Statelet of Contradictions
In this respect, Statelet attempts to show the AANES is operating in line with international norms and standards. But many readers will be equally interested in how the AANES diverges from these norms – that is, in a fresh assessment of the extent to which the AANES’ claims to model a genuine, systemic alternative to nation-state governance in the Middle East are justified by the facts on the ground.
In what is perhaps the book’s most crucial line, Holmes writes:
“Herein lies a contradiction, but also the very secret to [the AANES] success. In order to survive and manage the territory under SDF control, state-like structures were created—despite their ideology that rejects statehood.”
In fields from the economy to managing community grievances to women’s liberation to the battlefield, she shows that whatever the AANES’ more utopian aspirations, they have necessarily been required to adopt (some of) the same practices, provide the same services, and guarantee the same security and living standards as a state government. As she tells KCS, “Despite the ideology of democratic confederalism and talking about wanting to create a stateless democracy, the reality of the situation in Syria required that someone filled the vacuum after Assad withdrew in 2012.”
Often, the result is a pragmatic hybrid, which departs from the brutal, centralised practices of the Assad regime while still necessarily collecting taxes, policing the streets, and trading with neighbouring powers. Holmes’ assessment of the region’s economy is particularly lucid, echoing recent critical work by Azize Aslan in arguing that “the leaders of the region have tried to transform their weaknesses—the externally-imposed underdevelopment and relative lack of exposure to capitalism—to their benefit in order to establish a unique economic ecosystem.”

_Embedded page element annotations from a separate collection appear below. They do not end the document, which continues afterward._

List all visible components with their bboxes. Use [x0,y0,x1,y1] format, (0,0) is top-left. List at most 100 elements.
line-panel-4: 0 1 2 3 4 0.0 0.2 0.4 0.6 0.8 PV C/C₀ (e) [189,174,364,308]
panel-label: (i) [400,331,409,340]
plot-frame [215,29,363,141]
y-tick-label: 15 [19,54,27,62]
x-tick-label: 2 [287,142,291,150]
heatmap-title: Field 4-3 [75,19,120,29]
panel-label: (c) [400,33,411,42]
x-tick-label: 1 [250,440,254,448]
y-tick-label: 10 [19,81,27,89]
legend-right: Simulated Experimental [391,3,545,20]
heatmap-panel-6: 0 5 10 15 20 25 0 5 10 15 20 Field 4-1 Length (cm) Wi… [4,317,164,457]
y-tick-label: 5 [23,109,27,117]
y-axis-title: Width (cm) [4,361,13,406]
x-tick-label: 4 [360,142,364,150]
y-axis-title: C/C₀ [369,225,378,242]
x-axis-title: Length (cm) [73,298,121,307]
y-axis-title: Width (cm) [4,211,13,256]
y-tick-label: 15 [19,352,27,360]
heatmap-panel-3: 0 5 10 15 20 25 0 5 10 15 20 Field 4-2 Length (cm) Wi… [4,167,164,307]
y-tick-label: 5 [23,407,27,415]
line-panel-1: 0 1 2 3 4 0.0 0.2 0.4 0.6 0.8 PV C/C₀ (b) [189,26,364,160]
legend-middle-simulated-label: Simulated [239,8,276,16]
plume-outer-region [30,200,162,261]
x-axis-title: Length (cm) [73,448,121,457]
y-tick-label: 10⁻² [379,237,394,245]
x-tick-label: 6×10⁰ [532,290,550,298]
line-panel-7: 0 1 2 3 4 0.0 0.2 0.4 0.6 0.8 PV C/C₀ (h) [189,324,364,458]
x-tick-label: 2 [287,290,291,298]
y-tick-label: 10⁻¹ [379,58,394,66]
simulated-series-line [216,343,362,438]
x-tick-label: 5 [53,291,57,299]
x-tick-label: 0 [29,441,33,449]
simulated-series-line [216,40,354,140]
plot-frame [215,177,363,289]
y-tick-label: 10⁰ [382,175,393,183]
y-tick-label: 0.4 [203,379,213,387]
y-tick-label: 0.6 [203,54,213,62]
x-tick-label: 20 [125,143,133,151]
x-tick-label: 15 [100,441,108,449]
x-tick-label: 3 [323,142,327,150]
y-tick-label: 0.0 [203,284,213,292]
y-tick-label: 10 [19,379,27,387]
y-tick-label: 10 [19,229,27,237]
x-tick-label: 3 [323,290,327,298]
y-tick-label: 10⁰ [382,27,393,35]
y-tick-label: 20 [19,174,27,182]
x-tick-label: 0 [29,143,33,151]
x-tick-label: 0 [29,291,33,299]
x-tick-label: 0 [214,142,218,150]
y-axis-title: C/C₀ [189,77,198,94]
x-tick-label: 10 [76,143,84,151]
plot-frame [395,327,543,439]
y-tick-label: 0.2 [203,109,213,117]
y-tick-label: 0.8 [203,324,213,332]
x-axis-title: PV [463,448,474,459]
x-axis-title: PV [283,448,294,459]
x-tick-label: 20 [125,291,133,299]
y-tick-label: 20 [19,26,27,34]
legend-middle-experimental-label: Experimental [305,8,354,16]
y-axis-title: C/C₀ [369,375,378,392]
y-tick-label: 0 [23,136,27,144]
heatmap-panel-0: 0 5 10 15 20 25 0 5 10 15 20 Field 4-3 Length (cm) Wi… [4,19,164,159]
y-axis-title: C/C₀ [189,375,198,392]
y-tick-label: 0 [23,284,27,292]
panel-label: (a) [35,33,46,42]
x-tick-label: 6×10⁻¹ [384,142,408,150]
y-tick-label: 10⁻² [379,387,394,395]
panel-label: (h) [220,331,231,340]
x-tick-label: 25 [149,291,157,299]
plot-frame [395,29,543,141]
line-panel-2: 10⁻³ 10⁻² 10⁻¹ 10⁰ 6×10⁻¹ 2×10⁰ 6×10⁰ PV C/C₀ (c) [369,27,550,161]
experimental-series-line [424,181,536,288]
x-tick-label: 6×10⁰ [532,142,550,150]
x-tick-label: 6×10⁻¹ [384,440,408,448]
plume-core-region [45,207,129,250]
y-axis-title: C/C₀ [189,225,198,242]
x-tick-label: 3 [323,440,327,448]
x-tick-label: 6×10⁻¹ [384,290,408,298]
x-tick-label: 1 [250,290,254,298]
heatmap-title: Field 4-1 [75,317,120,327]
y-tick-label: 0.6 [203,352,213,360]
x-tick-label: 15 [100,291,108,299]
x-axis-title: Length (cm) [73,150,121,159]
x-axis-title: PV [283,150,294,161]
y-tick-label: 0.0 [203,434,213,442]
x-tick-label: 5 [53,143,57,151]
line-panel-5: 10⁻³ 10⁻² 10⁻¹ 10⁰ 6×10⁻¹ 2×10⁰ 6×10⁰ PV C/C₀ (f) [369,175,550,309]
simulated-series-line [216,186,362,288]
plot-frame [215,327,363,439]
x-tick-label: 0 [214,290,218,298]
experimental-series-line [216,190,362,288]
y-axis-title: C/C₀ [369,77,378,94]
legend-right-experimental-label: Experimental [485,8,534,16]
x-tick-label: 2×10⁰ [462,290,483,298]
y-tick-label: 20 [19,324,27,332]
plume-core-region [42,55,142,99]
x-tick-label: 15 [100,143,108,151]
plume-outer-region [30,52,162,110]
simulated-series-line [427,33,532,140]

Here, as elsewhere, de facto conditions of statelessness and the military and economic pressures exerted by neighbouring states undeniably take their toll. But they also force and encourage the AANES to seek out novel solutions to the crises it faces, rather than defaulting to the tried-and-failed practices of other regional states.
Some supporters of the AANES and its aspirations to supersede state governance might baulk at the slightly pejorative designation ‘statelet’, with its implications of Balkanisation and the replication of state logic in microcosm. But it is also possible to read the term another way – as bound up with the AANES’ unexpected ‘survival’. Rather than supplanting the state overnight, as Holmes’ thoughtful reflections make clear, the AANES is engaged in a long, complex process of extricating itself from Assad’s brutal governance and establishing an alternative, which seeks to reject the chauvinist, nationalist, centralist logic exemplified by Assad while also meeting or exceeding the standards of security and quality of life offered by regional state governments.
In this daunting task, the ‘statelet of survivors’ deserves both material support from the USA and other international actors who claim to seek a resolution to the contemporary crisis in the Middle East, and further critical engagement by academics, journalists and researchers seeking to understand the complex realities of a truly unique model of governance. Statelet of Survivors can contribute to both.